USDA's focus on developing new generations of beginning farmers and ranchers is a result of America's aging farming community. In the last five years there has been a 20% decrease in the number of farmers under 45. Today the average American farmer is 57 whereas five years ago it was 55. Today, nearly 30% of American farmers are over the age of 65 -- almost double what it is in the general workforce.
Secretary Vilsack highlighted USDA programs that are committed to investing more resources and energy to recruit the next generation of farmers and to finding strategies to make these beginning farmers successful. The USDA Office of Advocacy and Outreach assists people who want to learn about USDA's efforts to support new producers. In the past two years, more than 40% of all USDA's farm loans have gone to beginning farmers and ranchers.
The Farm Service Agency provides Beginning Farmer and Rancher loans. These are direct and guaranteed loans to beginning farmers and ranchers who are unable to obtain financing from commercial credit sources. Each fiscal year, the Agency targets a portion of its direct and guaranteed farm ownership and operating loan funds to beginning farmers and ranchers. In addition, the National Institute of Food and Agriculture Beginning Farmer and Rancher Development Program provides funding to develop and offer education, training, outreach and mentoring programs to enhance the sustainability of the next generation of farmers.

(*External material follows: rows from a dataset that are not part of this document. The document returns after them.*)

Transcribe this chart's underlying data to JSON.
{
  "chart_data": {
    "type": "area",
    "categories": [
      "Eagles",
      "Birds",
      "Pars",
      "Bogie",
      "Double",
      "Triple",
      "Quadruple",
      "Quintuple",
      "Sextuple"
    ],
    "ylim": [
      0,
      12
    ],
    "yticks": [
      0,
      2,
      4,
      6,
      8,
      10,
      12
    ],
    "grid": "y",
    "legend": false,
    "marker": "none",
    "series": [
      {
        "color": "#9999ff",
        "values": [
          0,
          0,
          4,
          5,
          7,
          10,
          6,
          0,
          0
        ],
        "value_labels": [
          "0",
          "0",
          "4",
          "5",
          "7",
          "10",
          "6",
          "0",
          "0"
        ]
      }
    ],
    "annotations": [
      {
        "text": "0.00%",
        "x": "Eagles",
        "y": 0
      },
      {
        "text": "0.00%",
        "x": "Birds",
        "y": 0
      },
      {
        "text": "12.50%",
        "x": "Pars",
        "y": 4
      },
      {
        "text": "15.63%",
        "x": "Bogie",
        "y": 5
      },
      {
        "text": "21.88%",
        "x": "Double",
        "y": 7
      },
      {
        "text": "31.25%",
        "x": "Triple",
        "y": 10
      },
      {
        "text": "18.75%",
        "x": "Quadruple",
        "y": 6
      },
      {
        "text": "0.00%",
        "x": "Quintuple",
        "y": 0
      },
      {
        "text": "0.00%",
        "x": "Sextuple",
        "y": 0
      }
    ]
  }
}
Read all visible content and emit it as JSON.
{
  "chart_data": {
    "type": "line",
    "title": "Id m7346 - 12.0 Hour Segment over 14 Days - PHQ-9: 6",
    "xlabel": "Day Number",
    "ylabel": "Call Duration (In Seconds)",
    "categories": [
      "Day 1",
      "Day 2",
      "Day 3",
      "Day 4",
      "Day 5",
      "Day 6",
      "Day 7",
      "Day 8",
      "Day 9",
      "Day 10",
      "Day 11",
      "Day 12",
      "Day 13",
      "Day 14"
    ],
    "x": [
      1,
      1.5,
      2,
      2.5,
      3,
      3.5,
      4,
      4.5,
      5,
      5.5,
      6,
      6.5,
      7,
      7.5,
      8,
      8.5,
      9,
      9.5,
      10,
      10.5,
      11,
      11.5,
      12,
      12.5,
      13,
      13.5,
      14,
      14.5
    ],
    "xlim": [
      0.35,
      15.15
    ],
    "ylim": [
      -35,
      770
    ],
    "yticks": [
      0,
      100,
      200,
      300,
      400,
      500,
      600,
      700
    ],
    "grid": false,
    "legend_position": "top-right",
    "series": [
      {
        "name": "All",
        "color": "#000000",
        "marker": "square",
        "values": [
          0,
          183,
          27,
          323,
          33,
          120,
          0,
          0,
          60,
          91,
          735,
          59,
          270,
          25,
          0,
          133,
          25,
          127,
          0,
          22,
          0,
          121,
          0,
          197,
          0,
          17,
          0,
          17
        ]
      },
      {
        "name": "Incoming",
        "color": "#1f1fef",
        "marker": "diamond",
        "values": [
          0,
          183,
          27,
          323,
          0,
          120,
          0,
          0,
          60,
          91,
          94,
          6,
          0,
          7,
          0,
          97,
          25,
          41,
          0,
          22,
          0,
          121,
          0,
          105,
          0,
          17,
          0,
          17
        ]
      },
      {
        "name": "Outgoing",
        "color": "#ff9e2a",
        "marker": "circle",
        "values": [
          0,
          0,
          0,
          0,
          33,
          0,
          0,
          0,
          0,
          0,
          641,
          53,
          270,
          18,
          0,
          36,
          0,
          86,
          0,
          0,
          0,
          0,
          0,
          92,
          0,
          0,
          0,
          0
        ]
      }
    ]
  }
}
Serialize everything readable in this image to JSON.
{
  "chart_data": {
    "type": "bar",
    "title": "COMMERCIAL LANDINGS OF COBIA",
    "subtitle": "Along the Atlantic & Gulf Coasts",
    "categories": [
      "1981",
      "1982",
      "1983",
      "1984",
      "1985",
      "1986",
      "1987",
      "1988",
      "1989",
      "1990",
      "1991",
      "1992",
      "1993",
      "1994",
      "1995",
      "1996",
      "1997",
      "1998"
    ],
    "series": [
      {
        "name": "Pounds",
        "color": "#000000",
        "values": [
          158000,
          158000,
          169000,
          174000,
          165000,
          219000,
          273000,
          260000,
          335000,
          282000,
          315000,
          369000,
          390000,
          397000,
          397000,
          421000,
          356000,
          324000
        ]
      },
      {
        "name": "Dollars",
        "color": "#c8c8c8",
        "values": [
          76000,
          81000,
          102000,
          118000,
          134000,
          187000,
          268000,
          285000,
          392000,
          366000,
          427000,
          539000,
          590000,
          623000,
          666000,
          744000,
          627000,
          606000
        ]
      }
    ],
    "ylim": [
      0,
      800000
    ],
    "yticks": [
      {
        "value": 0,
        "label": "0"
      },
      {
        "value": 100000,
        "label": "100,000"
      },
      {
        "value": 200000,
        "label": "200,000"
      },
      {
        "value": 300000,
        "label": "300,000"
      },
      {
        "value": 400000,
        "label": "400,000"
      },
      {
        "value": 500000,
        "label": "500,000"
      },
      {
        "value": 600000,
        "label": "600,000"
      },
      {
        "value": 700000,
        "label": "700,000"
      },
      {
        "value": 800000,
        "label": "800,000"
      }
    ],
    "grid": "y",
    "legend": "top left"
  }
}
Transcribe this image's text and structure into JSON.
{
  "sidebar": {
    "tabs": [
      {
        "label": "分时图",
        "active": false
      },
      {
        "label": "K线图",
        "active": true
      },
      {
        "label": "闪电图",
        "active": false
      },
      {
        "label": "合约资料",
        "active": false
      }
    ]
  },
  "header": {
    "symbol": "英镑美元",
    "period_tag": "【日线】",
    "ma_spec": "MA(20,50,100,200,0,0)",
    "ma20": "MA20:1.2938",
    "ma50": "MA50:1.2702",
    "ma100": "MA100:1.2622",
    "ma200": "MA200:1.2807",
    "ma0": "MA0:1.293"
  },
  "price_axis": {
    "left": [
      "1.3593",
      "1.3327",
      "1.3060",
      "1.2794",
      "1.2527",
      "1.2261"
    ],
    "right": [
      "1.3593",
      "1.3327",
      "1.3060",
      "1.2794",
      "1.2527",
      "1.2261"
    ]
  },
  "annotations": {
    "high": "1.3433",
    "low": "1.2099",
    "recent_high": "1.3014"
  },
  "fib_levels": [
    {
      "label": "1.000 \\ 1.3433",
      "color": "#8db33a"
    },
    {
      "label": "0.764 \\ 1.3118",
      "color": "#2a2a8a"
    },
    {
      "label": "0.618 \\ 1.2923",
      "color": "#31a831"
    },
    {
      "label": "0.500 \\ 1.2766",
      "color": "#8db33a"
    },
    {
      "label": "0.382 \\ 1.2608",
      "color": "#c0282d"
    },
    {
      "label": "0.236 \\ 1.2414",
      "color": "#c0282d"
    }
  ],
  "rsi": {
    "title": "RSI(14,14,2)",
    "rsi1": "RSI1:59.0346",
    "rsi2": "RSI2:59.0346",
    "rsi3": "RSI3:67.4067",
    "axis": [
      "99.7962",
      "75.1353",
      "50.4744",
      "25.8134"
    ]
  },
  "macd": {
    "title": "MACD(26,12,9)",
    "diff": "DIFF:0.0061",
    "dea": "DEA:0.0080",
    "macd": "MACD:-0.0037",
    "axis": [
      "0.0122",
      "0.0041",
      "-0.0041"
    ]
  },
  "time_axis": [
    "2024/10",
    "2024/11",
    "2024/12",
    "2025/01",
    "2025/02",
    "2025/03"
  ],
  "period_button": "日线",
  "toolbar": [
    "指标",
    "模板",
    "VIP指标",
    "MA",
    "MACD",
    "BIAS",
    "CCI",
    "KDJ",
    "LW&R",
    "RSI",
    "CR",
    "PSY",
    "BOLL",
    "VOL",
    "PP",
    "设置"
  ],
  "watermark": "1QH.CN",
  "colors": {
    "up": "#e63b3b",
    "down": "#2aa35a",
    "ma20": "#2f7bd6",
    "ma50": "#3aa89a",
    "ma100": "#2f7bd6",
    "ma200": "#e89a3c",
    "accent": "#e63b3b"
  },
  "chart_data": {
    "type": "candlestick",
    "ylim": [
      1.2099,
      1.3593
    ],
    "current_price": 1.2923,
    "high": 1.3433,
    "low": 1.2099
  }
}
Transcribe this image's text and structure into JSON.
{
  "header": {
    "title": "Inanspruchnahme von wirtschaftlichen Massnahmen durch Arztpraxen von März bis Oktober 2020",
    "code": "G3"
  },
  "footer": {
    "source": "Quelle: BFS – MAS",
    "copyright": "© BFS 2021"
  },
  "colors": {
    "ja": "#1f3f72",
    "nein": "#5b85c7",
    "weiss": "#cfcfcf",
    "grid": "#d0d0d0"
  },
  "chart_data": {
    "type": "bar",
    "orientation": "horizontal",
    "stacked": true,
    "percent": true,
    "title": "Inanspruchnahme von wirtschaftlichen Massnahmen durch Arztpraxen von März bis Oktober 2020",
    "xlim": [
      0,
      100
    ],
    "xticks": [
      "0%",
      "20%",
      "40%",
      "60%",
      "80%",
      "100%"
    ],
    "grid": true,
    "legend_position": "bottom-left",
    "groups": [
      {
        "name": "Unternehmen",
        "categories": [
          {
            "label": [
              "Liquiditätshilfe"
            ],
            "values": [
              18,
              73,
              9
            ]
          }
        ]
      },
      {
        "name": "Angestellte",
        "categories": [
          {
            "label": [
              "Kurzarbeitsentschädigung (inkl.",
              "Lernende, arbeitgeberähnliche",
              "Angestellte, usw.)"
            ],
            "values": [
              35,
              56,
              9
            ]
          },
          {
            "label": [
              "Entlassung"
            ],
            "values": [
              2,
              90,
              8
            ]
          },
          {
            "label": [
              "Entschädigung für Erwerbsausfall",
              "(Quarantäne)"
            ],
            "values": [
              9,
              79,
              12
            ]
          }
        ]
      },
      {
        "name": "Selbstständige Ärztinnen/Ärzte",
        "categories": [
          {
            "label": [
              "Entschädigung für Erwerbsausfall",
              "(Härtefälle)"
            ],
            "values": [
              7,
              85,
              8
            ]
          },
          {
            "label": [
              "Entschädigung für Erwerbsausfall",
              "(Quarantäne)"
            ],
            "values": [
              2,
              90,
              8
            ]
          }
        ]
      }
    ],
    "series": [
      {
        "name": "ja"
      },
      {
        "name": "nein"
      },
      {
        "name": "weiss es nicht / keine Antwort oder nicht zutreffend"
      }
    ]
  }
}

USDA's Risk Management Agency (RMA) is working with partners to support young, motivated entrepreneurs who are looking past traditional ways of bringing products to market. Through RMA funding for the Farm Credit Council, the "Field Guide to the New American Foodshed" was developed to assist the growing numbers of direct-market farms and ranches and also the lenders, accountants and other businesses who work with them.
Additionally, the USDA Nation Agricultural Library is working in partnership with the American Farm Bureau Federation to develop a 'Curriculum and Training Clearinghouse' at Start2Farm.gov, which will serve as a national one-stop source of all beginning farmer and rancher education and training materials online.
"The future of agriculture is bright and will present the next generation with incredible opportunities to pursue," said Vilsack. "Young people should continue to engage in policy that affects them -- but they shouldn't be limited by it. We need them to think big, innovate, and tackle the important challenges facing American agriculture and the nation as a whole."